Хозяин стал бледным.
— Все чисто! — сказал быстро доктор. — Снаружи здорова.
— Вы дальше смотрите. — Патрон захрипел и вновь ухватился за шпагу.
— Помилуйте! Я и смотрю, ибо женщина содержит в себе столько нежных лазеек, такие глубокие впадины, столько, помилуйте, сока, что все виноградники, когда их плоды соберут одним разом и выжмут в бездонную бочку, — и то не сравнятся с одной грешной женщиной!
— Вы, это, потише с поэзией, сударь… При чем виноград здесь? Какие там бочки?
Но лекарь нащупал внутри Катерины такое, что весь залоснился.
— Ну вот. Il nostro uterio! Nostrous uterius! Матка! Сокровище, в коем все происки дьявола смиряются перед Господнею волей!
— Не понял, однако… — опять прохрипел угрюмый хозяин той женщины, чья покорная и сокровенная плоть сейчас на глазах его вся обнажилась, и звук ее стал звуком талой воды, когда по ней хлюпают громким ботинком.
— Uterius вашей избранницы, сударь, — само совершенство! — с торжественным видом сказал странный лекарь. — Я должен заметить: одна из ста тысяч, нет, ста миллионов, а может, и больше, роскошнейших женщин, невиданных женщин имеет такую прекрасную матку!

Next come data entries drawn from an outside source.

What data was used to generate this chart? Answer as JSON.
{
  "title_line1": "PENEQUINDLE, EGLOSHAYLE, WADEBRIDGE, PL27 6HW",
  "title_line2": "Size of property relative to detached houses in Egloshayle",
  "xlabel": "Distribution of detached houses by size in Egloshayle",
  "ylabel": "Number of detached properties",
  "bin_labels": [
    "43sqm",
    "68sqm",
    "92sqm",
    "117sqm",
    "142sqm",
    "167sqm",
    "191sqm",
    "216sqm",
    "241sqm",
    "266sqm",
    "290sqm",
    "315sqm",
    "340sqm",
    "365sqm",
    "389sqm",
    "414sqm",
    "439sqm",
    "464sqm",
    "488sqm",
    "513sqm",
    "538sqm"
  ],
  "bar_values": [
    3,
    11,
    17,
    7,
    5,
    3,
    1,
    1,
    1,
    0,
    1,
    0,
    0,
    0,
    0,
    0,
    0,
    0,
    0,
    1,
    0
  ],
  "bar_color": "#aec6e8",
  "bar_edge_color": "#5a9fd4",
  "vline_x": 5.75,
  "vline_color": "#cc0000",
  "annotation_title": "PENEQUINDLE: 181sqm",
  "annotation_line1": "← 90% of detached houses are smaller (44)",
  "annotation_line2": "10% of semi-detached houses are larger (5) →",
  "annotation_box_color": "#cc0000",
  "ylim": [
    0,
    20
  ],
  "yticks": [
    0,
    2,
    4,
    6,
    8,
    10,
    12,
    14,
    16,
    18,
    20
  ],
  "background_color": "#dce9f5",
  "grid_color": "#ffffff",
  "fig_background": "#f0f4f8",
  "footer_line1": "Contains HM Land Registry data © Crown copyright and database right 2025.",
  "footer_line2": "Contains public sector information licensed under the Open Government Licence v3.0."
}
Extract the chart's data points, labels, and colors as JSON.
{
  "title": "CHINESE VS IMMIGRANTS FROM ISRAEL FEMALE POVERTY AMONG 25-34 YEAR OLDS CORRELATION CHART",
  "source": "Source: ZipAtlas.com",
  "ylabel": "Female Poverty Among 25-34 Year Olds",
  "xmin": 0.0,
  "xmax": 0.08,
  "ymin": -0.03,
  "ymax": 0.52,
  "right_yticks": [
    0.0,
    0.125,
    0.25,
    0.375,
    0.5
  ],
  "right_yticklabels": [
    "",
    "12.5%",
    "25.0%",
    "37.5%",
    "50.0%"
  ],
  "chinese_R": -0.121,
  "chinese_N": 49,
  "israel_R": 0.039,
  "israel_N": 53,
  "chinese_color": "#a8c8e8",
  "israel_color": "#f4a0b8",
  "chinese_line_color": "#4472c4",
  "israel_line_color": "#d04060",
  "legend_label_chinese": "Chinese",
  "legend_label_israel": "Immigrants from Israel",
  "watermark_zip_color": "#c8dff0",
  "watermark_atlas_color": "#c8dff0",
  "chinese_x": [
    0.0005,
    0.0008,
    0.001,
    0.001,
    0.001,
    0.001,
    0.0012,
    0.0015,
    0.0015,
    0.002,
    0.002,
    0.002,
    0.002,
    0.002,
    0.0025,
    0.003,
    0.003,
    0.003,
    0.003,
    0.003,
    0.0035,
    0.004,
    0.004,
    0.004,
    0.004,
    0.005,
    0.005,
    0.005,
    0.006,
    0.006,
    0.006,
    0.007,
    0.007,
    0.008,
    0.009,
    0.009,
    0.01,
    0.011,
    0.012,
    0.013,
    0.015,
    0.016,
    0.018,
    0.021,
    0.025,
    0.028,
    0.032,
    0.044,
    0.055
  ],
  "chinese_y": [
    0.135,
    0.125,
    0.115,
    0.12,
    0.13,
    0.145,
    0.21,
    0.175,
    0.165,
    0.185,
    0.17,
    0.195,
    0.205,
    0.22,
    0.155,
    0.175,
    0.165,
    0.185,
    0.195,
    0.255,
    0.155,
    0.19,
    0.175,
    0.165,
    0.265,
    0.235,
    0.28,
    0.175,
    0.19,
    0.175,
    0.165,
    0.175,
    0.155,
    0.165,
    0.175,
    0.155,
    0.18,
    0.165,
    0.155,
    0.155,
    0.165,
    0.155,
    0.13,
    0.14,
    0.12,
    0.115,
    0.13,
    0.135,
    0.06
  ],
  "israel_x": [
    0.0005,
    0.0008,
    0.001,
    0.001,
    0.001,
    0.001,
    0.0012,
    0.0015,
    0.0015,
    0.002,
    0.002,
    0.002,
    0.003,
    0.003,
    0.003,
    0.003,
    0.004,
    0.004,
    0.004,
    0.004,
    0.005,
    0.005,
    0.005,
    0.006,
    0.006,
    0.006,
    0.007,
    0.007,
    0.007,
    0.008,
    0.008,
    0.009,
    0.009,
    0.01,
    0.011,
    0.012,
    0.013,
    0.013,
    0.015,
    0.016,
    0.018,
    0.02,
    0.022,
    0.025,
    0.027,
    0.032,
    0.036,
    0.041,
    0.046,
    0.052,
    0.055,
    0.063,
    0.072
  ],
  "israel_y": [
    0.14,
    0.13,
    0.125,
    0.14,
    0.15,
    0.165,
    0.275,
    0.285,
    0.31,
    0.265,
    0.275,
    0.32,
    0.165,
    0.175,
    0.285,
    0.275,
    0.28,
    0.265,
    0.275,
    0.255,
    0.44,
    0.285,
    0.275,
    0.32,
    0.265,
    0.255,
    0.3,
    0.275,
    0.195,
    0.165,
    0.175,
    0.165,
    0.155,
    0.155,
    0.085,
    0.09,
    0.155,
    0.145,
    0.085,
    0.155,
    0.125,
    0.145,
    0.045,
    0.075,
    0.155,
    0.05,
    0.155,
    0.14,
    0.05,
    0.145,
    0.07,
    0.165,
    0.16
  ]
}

Вы, сударь, счастливчик, любимец фортуны! И тот, кто созреет в сей матке, кто будет сосать эту грудь, это млеко, — тот будет не просто еще одним смертным…
Глаза его вдруг закатились, он выдернул судорожно из Катерины всю влажную, как в перламутре, ладонь.
— Больная здорова, — сказал он убито. — Вы можете жить с ней и не опасаться.